Tomley did the same thing. She said she hopes the project is finished soon. According to FDOT, the project consists of six phases. We are currently in the fourth phase. The fifth phase focuses on the southbound lanes and is expected to start this year.

"I'm excited being new to the city and seeing the change. Yes, it's going to be painful for a while. We had the same thing happen in Charlotte with 485. A lot of construction on that road, but at the end of the day, once it was all done and there were four lanes, it was smooth sailing, so it was good," Tomley said.

Crews were able to place another layer of asphalt Monday afternoon, allowing the closed lane to re-open Monday evening.

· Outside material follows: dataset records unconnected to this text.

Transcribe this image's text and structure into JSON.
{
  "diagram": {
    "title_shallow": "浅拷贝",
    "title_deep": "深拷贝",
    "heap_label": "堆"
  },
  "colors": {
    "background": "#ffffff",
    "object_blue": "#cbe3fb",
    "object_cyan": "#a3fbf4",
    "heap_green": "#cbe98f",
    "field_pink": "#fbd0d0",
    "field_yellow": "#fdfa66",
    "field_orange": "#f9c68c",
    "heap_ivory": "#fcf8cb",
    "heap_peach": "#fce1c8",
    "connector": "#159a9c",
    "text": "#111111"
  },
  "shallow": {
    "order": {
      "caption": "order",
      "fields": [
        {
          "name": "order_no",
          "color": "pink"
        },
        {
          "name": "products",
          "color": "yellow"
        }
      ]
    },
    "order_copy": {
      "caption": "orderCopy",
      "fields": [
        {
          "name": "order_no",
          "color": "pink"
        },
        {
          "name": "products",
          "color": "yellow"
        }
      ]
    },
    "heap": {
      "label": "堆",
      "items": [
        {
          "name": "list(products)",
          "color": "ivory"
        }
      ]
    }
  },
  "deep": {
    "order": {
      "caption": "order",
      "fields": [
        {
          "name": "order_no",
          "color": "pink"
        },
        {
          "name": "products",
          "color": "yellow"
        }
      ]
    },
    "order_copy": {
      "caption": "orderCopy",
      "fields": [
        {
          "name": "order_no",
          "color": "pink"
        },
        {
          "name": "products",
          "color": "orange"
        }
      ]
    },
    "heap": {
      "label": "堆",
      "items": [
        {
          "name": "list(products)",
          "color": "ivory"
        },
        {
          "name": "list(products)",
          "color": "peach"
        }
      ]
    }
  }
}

FDOT said it will have law enforcement officers to help with traffic control, but conditions are expected to be very different, so drivers should expect some traffic delays. Because of that, drivers should leave their houses a little earlier for the morning commute.

"We just appreciate everybody's patience with us. We've already heard some concerns," Tittle said. "We appreciate the media getting the word out and people being patient with us. It's for everyone's benefit and we're working daily for a good product -- safe and efficient, but also lessen the inconvenience along the way."